30 Giugno 2025
Stalin non esce mai di scena
In Russia riemerge l’effige del Generalissimo: dalla metropolitana di Mosca ai nuovi monumenti, il ritorno della sua figura divide il paese tra chi ne celebra le vittorie e chi ne denuncia i crimini, in un recupero della memoria sovietica visto come funzionale all’attuale potere, nonostante le condanne ufficiali avvenute in passato.
«Tutti i risultati positivi sono stati ottenuti ad un costo inaccettabile, così come è inaccettabile ottenere dei risultati usando la repressione. In quel periodo [sovietico] non c’è stato solo il culto della personalità, ma anche i crimini di massa nei confronti del popolo». Non è un passo dall’ultima parola di qualche rappresentante dell’opposizione russa, ma una citazione di Putin da una diretta tv del 2009. E tre anni dopo, in occasione della Giornata del ricordo delle vittime delle repressioni, l’allora premier Medvedev era stato ancora più esplicito nel condannare «non solo Iosif Stalin, ma anche molti altri leader» per le malefatte di allora.

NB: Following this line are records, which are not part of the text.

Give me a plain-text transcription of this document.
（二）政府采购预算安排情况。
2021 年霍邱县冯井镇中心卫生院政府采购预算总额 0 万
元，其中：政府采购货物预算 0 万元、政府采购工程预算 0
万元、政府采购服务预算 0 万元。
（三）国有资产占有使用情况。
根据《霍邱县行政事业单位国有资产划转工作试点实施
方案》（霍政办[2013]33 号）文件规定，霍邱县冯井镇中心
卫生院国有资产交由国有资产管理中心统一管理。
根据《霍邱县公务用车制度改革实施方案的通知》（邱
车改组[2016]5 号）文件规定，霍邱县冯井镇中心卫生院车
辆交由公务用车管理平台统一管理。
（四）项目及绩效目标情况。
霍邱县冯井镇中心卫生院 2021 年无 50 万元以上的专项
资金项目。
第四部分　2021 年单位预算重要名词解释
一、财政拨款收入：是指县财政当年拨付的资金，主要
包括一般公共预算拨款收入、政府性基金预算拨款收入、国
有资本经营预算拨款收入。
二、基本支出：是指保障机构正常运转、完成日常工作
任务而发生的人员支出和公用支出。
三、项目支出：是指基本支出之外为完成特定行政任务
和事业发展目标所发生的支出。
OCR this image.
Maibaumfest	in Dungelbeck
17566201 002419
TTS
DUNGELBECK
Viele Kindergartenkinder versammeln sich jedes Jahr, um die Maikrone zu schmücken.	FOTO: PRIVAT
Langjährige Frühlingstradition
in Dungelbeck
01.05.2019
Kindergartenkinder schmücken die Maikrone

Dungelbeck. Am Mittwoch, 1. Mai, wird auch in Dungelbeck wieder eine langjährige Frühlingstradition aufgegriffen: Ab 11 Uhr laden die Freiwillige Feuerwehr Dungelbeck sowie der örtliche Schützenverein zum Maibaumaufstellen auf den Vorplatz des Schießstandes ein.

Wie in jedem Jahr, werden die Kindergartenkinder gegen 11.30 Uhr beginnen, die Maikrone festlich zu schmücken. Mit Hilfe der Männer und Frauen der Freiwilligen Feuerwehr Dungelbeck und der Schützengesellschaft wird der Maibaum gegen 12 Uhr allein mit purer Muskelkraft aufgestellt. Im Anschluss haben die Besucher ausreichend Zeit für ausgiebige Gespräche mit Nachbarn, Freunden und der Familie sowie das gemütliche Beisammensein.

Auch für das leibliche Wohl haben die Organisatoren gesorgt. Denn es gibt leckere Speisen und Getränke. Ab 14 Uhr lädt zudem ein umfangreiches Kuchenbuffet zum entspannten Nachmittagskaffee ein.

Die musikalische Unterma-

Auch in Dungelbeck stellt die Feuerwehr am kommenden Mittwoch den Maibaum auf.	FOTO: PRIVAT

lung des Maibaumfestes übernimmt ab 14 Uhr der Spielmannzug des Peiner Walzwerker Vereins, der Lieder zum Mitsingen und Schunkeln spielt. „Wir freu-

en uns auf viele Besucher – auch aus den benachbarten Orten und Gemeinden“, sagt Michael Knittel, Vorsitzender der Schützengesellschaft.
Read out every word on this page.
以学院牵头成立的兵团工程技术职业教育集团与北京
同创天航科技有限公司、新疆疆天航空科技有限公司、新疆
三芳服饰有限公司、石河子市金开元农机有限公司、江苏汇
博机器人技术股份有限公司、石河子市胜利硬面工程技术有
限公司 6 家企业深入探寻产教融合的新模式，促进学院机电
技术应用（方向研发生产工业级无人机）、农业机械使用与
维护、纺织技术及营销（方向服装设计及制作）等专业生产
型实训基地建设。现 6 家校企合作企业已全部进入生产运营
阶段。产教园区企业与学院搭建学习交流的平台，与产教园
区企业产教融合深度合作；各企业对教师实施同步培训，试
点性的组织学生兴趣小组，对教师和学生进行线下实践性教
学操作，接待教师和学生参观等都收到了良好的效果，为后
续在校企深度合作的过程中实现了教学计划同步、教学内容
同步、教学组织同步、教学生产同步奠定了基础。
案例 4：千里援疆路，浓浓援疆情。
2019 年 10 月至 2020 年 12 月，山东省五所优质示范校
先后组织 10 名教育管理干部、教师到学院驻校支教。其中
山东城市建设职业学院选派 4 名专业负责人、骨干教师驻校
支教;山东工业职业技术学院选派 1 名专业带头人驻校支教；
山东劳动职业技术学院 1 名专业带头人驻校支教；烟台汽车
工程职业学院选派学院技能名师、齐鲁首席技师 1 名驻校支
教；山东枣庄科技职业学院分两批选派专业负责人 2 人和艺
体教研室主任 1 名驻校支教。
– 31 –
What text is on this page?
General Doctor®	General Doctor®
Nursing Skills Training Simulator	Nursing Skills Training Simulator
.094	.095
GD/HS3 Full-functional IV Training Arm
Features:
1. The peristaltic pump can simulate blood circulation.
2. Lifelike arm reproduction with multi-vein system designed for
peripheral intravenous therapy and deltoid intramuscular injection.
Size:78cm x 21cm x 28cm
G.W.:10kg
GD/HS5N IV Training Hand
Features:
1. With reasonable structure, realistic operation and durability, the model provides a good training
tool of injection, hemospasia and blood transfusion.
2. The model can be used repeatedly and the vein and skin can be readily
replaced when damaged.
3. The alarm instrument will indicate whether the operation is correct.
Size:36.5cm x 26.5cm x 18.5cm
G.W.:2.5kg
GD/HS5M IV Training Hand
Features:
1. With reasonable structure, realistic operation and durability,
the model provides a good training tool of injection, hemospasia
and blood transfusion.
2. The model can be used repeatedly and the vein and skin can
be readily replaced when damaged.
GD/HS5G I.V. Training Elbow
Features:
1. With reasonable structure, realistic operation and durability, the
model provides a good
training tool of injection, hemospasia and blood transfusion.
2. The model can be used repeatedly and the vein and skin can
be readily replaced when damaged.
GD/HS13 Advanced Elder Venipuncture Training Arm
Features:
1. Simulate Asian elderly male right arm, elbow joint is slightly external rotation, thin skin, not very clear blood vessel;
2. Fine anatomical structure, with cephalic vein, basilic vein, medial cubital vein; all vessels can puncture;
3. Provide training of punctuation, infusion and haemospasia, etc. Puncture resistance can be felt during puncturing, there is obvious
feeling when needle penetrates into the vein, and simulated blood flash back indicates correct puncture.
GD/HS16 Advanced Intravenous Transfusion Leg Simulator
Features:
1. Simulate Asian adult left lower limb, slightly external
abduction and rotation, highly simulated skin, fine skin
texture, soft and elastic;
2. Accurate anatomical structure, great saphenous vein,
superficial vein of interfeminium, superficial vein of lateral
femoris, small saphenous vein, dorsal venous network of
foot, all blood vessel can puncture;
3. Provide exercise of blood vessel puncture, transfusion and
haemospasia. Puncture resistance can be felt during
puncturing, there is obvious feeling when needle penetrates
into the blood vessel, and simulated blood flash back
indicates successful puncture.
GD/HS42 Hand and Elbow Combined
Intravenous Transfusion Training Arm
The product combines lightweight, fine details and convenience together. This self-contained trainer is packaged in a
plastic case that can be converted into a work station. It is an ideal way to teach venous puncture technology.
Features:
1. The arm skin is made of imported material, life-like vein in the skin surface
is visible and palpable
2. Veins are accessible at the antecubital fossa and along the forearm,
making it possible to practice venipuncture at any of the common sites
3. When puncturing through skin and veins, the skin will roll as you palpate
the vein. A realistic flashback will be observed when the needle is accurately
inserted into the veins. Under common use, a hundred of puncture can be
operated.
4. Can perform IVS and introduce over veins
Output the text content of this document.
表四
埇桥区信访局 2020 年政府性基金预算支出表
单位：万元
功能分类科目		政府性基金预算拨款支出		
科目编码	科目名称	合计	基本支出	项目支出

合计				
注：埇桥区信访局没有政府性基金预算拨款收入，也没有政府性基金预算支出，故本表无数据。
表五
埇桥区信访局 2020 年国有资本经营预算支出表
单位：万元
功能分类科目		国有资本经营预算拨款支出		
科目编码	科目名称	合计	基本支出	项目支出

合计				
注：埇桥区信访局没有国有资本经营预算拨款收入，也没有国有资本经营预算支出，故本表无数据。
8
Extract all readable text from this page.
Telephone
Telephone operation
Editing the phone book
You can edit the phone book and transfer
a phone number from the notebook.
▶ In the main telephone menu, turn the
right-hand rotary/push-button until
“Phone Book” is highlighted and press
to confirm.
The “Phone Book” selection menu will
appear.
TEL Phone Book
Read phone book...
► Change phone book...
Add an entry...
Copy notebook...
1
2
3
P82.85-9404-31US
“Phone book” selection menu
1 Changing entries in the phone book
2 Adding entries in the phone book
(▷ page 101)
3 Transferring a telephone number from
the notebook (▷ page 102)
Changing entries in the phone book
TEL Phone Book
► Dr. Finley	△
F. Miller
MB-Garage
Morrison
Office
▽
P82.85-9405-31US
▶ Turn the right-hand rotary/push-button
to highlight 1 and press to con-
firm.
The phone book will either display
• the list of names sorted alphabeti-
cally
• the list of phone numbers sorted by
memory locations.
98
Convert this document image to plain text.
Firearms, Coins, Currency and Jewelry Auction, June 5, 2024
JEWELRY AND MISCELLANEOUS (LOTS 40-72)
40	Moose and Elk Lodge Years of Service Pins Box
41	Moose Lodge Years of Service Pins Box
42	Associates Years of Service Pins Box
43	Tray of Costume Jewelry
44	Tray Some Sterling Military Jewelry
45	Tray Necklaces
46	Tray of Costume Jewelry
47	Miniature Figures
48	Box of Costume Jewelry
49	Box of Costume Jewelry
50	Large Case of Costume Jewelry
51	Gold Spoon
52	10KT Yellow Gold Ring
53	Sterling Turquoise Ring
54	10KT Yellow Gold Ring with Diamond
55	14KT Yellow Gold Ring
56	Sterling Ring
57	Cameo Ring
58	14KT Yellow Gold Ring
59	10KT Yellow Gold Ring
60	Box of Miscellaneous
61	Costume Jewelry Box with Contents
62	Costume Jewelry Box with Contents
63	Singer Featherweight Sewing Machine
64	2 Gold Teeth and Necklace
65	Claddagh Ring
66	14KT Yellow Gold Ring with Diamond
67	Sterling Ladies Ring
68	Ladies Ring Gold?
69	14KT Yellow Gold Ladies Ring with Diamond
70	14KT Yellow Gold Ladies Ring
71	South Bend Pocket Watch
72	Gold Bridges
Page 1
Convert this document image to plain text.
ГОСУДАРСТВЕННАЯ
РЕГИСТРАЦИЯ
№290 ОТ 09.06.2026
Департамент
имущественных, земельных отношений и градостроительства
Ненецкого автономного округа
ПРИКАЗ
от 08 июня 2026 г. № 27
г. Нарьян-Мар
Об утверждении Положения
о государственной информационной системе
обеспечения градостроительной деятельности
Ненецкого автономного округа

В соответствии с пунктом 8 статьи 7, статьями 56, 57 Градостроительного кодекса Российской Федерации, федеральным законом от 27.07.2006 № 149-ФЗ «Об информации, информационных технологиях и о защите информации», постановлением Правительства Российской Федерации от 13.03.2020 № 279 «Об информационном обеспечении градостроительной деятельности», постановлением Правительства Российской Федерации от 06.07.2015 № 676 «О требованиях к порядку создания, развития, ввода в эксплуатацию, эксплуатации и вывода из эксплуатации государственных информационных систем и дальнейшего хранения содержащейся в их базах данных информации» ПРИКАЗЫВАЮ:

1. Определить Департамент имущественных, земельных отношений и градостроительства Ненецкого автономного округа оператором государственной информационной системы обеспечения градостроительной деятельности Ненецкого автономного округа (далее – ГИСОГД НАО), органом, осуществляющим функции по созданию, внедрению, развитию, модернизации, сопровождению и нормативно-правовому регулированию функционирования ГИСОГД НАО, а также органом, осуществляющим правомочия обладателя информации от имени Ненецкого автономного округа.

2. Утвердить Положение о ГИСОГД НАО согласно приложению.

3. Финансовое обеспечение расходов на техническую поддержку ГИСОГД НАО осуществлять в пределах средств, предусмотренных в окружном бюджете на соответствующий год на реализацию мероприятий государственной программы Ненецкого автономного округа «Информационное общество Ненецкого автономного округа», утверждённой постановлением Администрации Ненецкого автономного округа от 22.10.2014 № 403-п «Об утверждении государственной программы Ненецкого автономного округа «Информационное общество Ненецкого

Oggi invece, nel solo mese di maggio, l’aeroporto di Volgograd è stato ufficialmente ribattezzato «di Stalingrado» (una città, tra l’altro, dove Stalin portò personalmente la repressione politica nel 1918 su ordine di Lenin); in varie regioni sono stati inaugurati diversi monumenti a Stalin, un suo enorme ritratto ha accompagnato la sfilata del «Reggimento immortale» a Stavropol’, e a Bor (regione di Nižnyj Novgorod), è quasi completata la costruzione del Centro che porta il suo nome. Infine, i visitatori del museo di Tula – città famosa per la produzione dei samovar – potranno di nuovo ammirare la copia del samovar regalato a Stalin nel 1949 per il suo settantesimo compleanno.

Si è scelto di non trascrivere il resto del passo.